富士通研、クラウドでの分散サービス基盤技術--システムを自動的に再配備

山田竜司 (編集部)

2014-03-14 17:54

 富士通研究所は3月14日、クラウド上の処理やデータの一部を広域ネットワーク上のサーバに分散して配備し、サービス要件の変化に応じてシステムの構築や運用を自動化する分散サービス基盤技術を開発したと発表した。

 この技術では、接続可能なデバイス数などのサービス要件の変化に応じ、最適な処理の配備先を決定し、自動配備する。
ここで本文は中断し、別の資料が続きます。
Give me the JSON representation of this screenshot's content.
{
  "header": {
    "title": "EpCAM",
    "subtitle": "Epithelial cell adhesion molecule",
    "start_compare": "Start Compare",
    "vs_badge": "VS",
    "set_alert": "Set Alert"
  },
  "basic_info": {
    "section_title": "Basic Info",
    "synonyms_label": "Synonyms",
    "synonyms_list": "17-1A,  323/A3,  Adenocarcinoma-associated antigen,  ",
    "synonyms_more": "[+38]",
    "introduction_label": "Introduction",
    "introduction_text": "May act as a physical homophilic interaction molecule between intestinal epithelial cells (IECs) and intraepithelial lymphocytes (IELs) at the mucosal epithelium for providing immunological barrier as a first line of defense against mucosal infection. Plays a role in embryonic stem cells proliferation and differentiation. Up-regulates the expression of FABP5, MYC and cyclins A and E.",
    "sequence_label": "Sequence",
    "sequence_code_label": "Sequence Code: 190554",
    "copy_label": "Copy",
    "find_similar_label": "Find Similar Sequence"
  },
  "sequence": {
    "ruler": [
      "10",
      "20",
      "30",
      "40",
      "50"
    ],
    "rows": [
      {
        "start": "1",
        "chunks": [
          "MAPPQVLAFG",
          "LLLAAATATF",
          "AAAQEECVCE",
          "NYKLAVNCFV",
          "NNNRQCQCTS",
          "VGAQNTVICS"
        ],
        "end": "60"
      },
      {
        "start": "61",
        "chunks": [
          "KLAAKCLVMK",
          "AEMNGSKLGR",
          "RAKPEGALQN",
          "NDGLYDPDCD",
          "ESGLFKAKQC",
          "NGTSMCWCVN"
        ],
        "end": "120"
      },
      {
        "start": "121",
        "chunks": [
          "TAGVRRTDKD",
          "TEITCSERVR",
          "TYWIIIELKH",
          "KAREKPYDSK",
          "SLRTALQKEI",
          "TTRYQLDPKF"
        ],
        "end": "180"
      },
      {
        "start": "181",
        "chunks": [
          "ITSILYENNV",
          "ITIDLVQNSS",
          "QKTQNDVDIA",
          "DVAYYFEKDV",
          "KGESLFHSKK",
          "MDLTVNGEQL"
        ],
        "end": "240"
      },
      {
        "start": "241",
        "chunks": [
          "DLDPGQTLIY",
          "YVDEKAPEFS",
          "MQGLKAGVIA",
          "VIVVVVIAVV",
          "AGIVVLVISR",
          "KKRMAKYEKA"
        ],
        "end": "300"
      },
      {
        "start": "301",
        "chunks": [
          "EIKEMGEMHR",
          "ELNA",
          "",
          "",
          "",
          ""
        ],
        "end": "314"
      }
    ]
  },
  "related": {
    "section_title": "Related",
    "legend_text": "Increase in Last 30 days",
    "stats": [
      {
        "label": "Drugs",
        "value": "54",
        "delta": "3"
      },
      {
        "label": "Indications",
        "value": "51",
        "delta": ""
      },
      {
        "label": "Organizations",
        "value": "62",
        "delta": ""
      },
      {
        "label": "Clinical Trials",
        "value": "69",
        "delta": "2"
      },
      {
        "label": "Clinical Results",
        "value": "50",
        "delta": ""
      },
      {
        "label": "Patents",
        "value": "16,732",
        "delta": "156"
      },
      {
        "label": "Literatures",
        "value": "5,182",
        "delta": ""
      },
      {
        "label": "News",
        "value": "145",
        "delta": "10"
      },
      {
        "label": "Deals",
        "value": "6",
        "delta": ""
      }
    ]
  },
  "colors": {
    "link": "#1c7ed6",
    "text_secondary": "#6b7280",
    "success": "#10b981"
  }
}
 これにより分散システムの再配備の構築期間を数日から数分に短縮できるという。サービス提供事業者は分散システム構築と運用のライフサイクルを高速化させ、最適な分散処理により、全体の通信トラフィックを約100分の1に削減することも可能としている。

 また、人手では不可能だった数十万台規模のデバイスとサーバを含むシステムの運用にが可能なため、小規模で始めたクラウドサービスを、アプリケーションの改修などの手間を必要とせずに規模の拡大に応じたシステムに自動拡張できるという。

 具体的に富士通が開発したのは「配備先計算の高速化技術」と「管理トラフィックの削減技術」の2つ。
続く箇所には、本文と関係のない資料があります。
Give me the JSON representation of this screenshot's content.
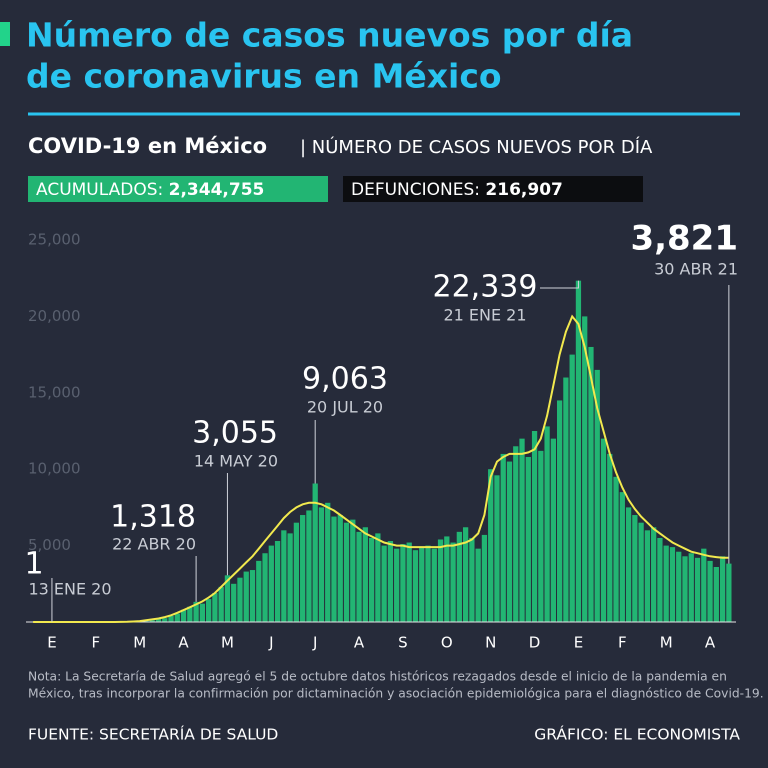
{
  "chart_data": {
    "type": "bar",
    "title": [
      "Número de casos nuevos por día",
      "de coronavirus en México"
    ],
    "subtitle": "COVID-19 en México",
    "subtitle_detail": "| NÚMERO DE CASOS NUEVOS POR DÍA",
    "stats": [
      {
        "label": "ACUMULADOS:",
        "value": "2,344,755"
      },
      {
        "label": "DEFUNCIONES:",
        "value": "216,907"
      }
    ],
    "note": [
      "Nota: La Secretaría de Salud agregó el 5 de octubre datos históricos rezagados desde el inicio de la pandemia en",
      "México, tras incorporar la confirmación por dictaminación y asociación epidemiológica para el diagnóstico de Covid-19."
    ],
    "source": "FUENTE: SECRETARÍA DE SALUD",
    "credit": "GRÁFICO: EL ECONOMISTA",
    "color": "#22b573",
    "trend_color": "#f2e94e",
    "categories": [
      null,
      null,
      null,
      "E",
      null,
      null,
      null,
      null,
      null,
      null,
      "F",
      null,
      null,
      null,
      null,
      null,
      null,
      "M",
      null,
      null,
      null,
      null,
      null,
      null,
      "A",
      null,
      null,
      null,
      null,
      null,
      null,
      "M",
      null,
      null,
      null,
      null,
      null,
      null,
      "J",
      null,
      null,
      null,
      null,
      null,
      null,
      "J",
      null,
      null,
      null,
      null,
      null,
      null,
      "A",
      null,
      null,
      null,
      null,
      null,
      null,
      "S",
      null,
      null,
      null,
      null,
      null,
      null,
      "O",
      null,
      null,
      null,
      null,
      null,
      null,
      "N",
      null,
      null,
      null,
      null,
      null,
      null,
      "D",
      null,
      null,
      null,
      null,
      null,
      null,
      "E",
      null,
      null,
      null,
      null,
      null,
      null,
      "F",
      null,
      null,
      null,
      null,
      null,
      null,
      "M",
      null,
      null,
      null,
      null,
      null,
      null,
      "A",
      null,
      null,
      null
    ],
    "values": [
      0,
      0,
      0,
      1,
      0,
      0,
      0,
      0,
      0,
      0,
      0,
      0,
      0,
      0,
      0,
      0,
      5,
      20,
      60,
      120,
      200,
      250,
      400,
      550,
      800,
      1000,
      1318,
      1200,
      1500,
      1900,
      2300,
      3055,
      2500,
      2900,
      3300,
      3400,
      4000,
      4500,
      5000,
      5300,
      6000,
      5800,
      6500,
      7000,
      7300,
      9063,
      7500,
      7800,
      6900,
      7000,
      6500,
      6700,
      5900,
      6200,
      5500,
      5800,
      5000,
      5300,
      4800,
      5100,
      5200,
      4700,
      4900,
      5000,
      4800,
      5400,
      5600,
      5200,
      5900,
      6200,
      5500,
      4800,
      5700,
      10000,
      9600,
      11000,
      10500,
      11500,
      12000,
      10800,
      12500,
      11200,
      12800,
      12000,
      14500,
      16000,
      17500,
      22339,
      20000,
      18000,
      16500,
      12000,
      11000,
      9500,
      8500,
      7500,
      7000,
      6500,
      6000,
      6200,
      5500,
      5000,
      4900,
      4600,
      4300,
      4500,
      4200,
      4800,
      4000,
      3600,
      4300,
      3821
    ],
    "trend_values": [
      0,
      0,
      0,
      0,
      0,
      0,
      0,
      0,
      0,
      0,
      0,
      0,
      0,
      0,
      5,
      10,
      30,
      60,
      110,
      170,
      230,
      320,
      440,
      600,
      780,
      960,
      1150,
      1350,
      1600,
      1900,
      2300,
      2700,
      3100,
      3500,
      3900,
      4300,
      4800,
      5300,
      5800,
      6300,
      6800,
      7200,
      7500,
      7700,
      7800,
      7800,
      7700,
      7500,
      7300,
      7000,
      6700,
      6400,
      6100,
      5800,
      5600,
      5400,
      5200,
      5100,
      5000,
      5000,
      4900,
      4900,
      4900,
      4900,
      4900,
      4900,
      5000,
      5000,
      5100,
      5200,
      5400,
      5800,
      7000,
      9500,
      10500,
      10800,
      11000,
      11000,
      11000,
      11100,
      11300,
      12000,
      13500,
      15500,
      17500,
      19000,
      20000,
      19500,
      18000,
      16000,
      14000,
      12500,
      11000,
      9800,
      8800,
      8000,
      7400,
      6900,
      6500,
      6100,
      5800,
      5500,
      5200,
      5000,
      4800,
      4600,
      4500,
      4400,
      4300,
      4250,
      4200,
      4200
    ],
    "ylim": [
      0,
      25000
    ],
    "yticks": [
      {
        "value": 5000,
        "label": "5,000"
      },
      {
        "value": 10000,
        "label": "10,000"
      },
      {
        "value": 15000,
        "label": "15,000"
      },
      {
        "value": 20000,
        "label": "20,000"
      },
      {
        "value": 25000,
        "label": "25,000"
      }
    ],
    "grid": false,
    "annotations": [
      {
        "value": 1,
        "label": "1",
        "date": "13 ENE 20"
      },
      {
        "value": 1318,
        "label": "1,318",
        "date": "22 ABR 20"
      },
      {
        "value": 3055,
        "label": "3,055",
        "date": "14 MAY 20"
      },
      {
        "value": 9063,
        "label": "9,063",
        "date": "20 JUL 20"
      },
      {
        "value": 22339,
        "label": "22,339",
        "date": "21 ENE 21"
      },
      {
        "value": 3821,
        "label": "3,821",
        "date": "30 ABR 21"
      }
    ]
  }
}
 トラフィックの配備先計算の高速化技術により、配備する処理の特性に応じ、ネットワークの最短経路上のサーバを優先するか、機器とネットワーク上の近さを優先するかを組み合わせて探索するアルゴリズムを開発し、計算時間を従来の約500分の1に短縮したという。

 インフラの変化に素早く追随して再配備するには、システムを監視するサーバ(監視サーバ)にインフラの状態を示す管理情報を頻繁に送信する必要があり、特に大規模なシステムでは管理トラフィックの増加が問題になってくる。
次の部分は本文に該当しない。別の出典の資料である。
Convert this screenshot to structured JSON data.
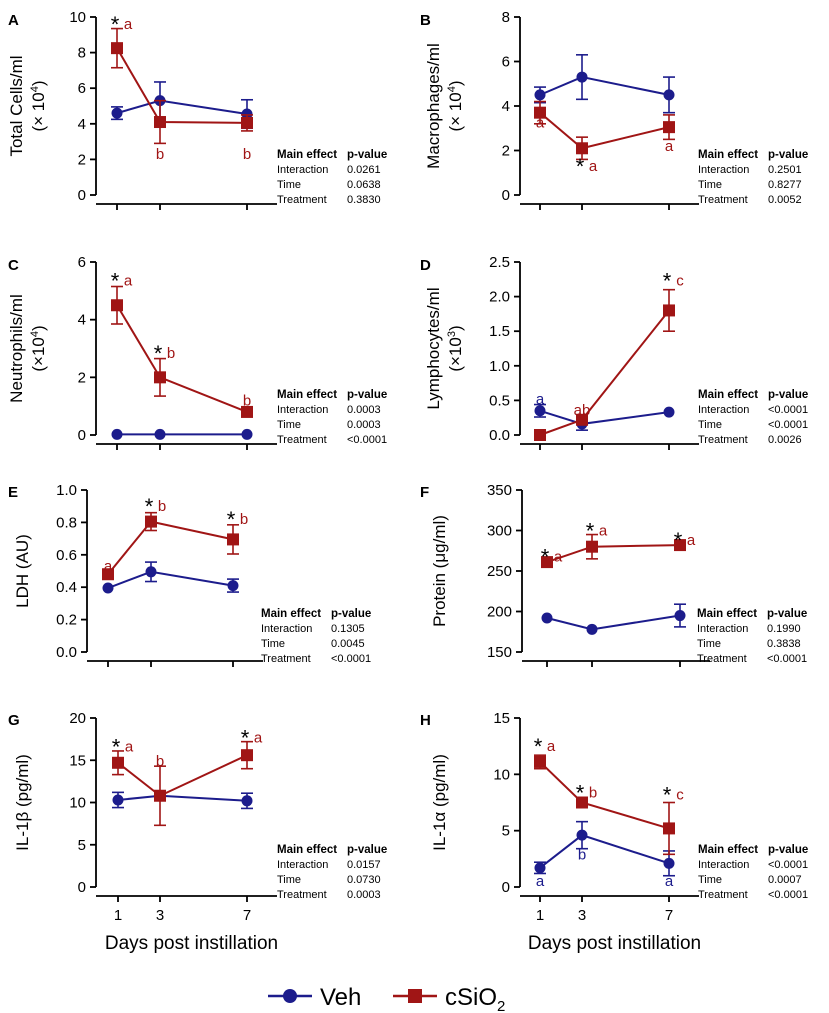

 今回開発した管理トラフィックの削減技術は、配備先計算で最適候補だけでなく次候補まで計算し、さらにその次の候補が最適解となるトラフィック変化条件を計算して、計算結果と処理をゲートウェイサーバに配備することで、再配備に必要な変化だけを監視サーバに送信する技術を開発した。

 再配備に影響しない軽微な変化は監視サーバに送信されなくなるため、管理トラフィックを従来の定期的に送信する方式に比べて約700分の1に削減できると説明する。

 今後はクラウドシステムのマルチテナント化や、SDNなどの技術と連携させ、2014年度中の実用化を目指す。

 富士通研究所は開発の背景として、機器同士が情報伝達するM2M技術の進展やモバイル端末の普及により、クラウドサービスとデバイス間のデータ量は急激に増加しているが、サービスの応答性能を保つためにクラウドシステムや通信網の設備増強などの課題があると説明した。

 このため、限られたネットワーク帯域の中でリアルタイムなサービスを提供するためには、データ発生源の周辺や広域ネットワーク上の中間サーバに処理を分散する必要があると指摘している。